The survival bias is essentially focused on the winners and the successful. It might make sense to copy what they do to be successful on their own, but therein lies the salty plum: you don’t see or hear about most that crashed and burned out. This is important because it creates false expectations, distorts the so-called recipe for success, and makes you believe that success is more common than it actually is.

This post was inspired by the latest article by Saul Orwell, co-founder of the independent nutrition research site Examine.com . While he talks about the successes and promises of gurus like Tony Robbins in his article, the survival bias can be extrapolated to the fitness world. Heaven knows that we see many “successful” weight loss stories.

When you read weight loss success stories, many of them are designed to satisfy what many marketers call your pain points, which prompt you to lean in closer and think: what’s their secret? They are of course telling you: they followed this diet, followed this training program, and waited for the stars to align perfectly. In the end, it becomes clear: aha , you say, this is what I need in life, and at this moment all these gurus are like cha-ching ! (It’s worth noting, though, that there are tons of good guys out there as well.)

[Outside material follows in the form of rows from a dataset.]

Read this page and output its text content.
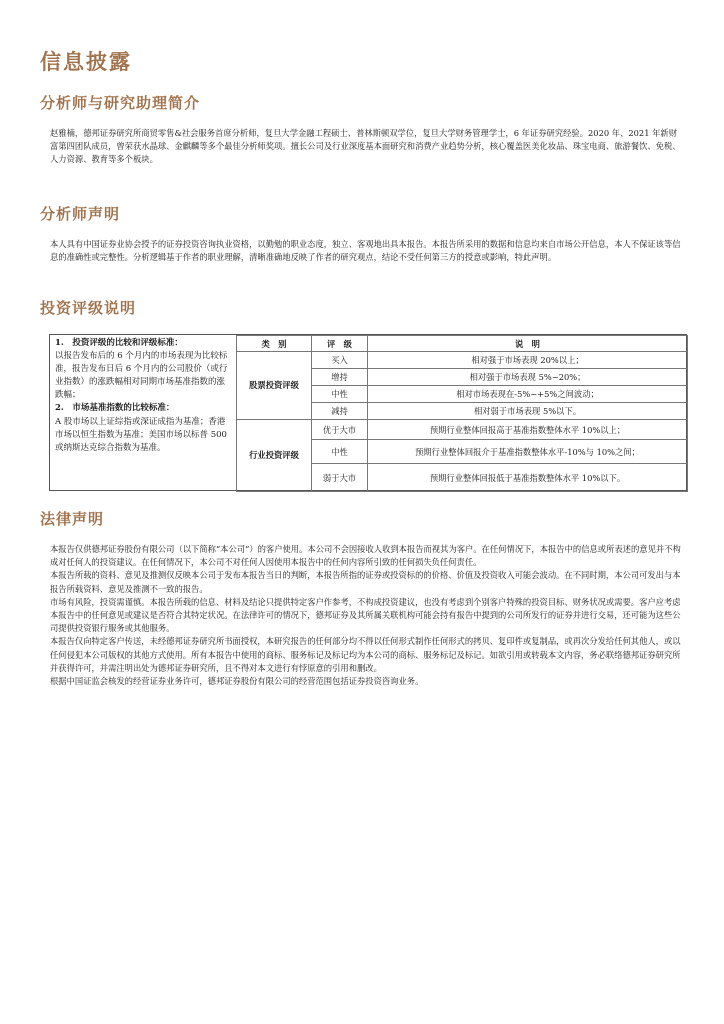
信息披露
分析师与研究助理简介
赵雅楠，德邦证券研究所商贸零售&社会服务首席分析师，复旦大学金融工程硕士、普林斯顿双学位，复旦大学财务管理学士，6 年证券研究经验。2020 年、2021 年新财富第四团队成员，曾荣获水晶球、金麒麟等多个最佳分析师奖项。擅长公司及行业深度基本面研究和消费产业趋势分析，核心覆盖医美化妆品、珠宝电商、旅游餐饮、免税、人力资源、教育等多个板块。
分析师声明
本人具有中国证券业协会授予的证券投资咨询执业资格，以勤勉的职业态度，独立、客观地出具本报告。本报告所采用的数据和信息均来自市场公开信息，本人不保证该等信息的准确性或完整性。分析逻辑基于作者的职业理解，清晰准确地反映了作者的研究观点，结论不受任何第三方的授意或影响，特此声明。
投资评级说明

1.　投资评级的比较和评级标准：

以报告发布后的 6 个月内的市场表现为比较标准，报告发布日后 6 个月内的公司股价（或行业指数）的涨跌幅相对同期市场基准指数的涨跌幅；

2.　市场基准指数的比较标准：

A 股市场以上证综指或深证成指为基准；香港市场以恒生指数为基准；美国市场以标普 500 或纳斯达克综合指数为基准。

类　别	评　级	说　明
股票投资评级	买入	相对强于市场表现 20%以上；
	增持	相对强于市场表现 5%~20%；
	中性	相对市场表现在-5%~+5%之间波动；
	减持	相对弱于市场表现 5%以下。
行业投资评级	优于大市	预期行业整体回报高于基准指数整体水平 10%以上；
	中性	预期行业整体回报介于基准指数整体水平-10%与 10%之间；
	弱于大市	预期行业整体回报低于基准指数整体水平 10%以下。
法律声明

本报告仅供德邦证券股份有限公司（以下简称“本公司”）的客户使用。本公司不会因接收人收到本报告而视其为客户。在任何情况下，本报告中的信息或所表述的意见并不构成对任何人的投资建议。在任何情况下，本公司不对任何人因使用本报告中的任何内容所引致的任何损失负任何责任。

本报告所载的资料、意见及推测仅反映本公司于发布本报告当日的判断，本报告所指的证券或投资标的的价格、价值及投资收入可能会波动。在不同时期，本公司可发出与本报告所载资料、意见及推测不一致的报告。

市场有风险，投资需谨慎。本报告所载的信息、材料及结论只提供特定客户作参考，不构成投资建议，也没有考虑到个别客户特殊的投资目标、财务状况或需要。客户应考虑本报告中的任何意见或建议是否符合其特定状况。在法律许可的情况下，德邦证券及其所属关联机构可能会持有报告中提到的公司所发行的证券并进行交易，还可能为这些公司提供投资银行服务或其他服务。

本报告仅向特定客户传送，未经德邦证券研究所书面授权，本研究报告的任何部分均不得以任何形式制作任何形式的拷贝、复印件或复制品，或再次分发给任何其他人，或以任何侵犯本公司版权的其他方式使用。所有本报告中使用的商标、服务标记及标记均为本公司的商标、服务标记及标记。如欲引用或转载本文内容，务必联络德邦证券研究所并获得许可，并需注明出处为德邦证券研究所，且不得对本文进行有悖原意的引用和删改。

根据中国证监会核发的经营证券业务许可，德邦证券股份有限公司的经营范围包括证券投资咨询业务。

You don’t need me to tell you that what works for someone else may not necessarily work for you, but I did anyway. Sure, these stories are inspiring, contain a lot of platitudes, and can be especially exciting if you are struggling with the same problem and the successful person seems like you (another tactic); but consider this: there are many details that you are not aware of.

Maybe they worked three to five hours a day, or their genetics predispose them to certain results. It is also likely that they were not exactly sure that what they had done before would work, and it was only in hindsight that they realized that what they doubted was actually correct and amazing. The You Are Not So Smart blog has a few more general features:

Keep in mind that those who fail are rarely paid for advice on how not to fail, which is too bad because, however it sounds, success comes down to consistently avoiding catastrophic failures while regularly absorbing managed damage.

The next time someone tells you that they have lost a lot of weight on some kind of addictive regimen, you should immediately answer these two questions:

The author of You Are Not So Smart adds:

When looking for advice, you should look for what not to do, what is missing, as Phil Plate suggested, but don’t expect to find it among quotes and biographies of people whose signals were above the noise.

Because if you only focus on success stories, you will have a very incomplete picture of the whole picture.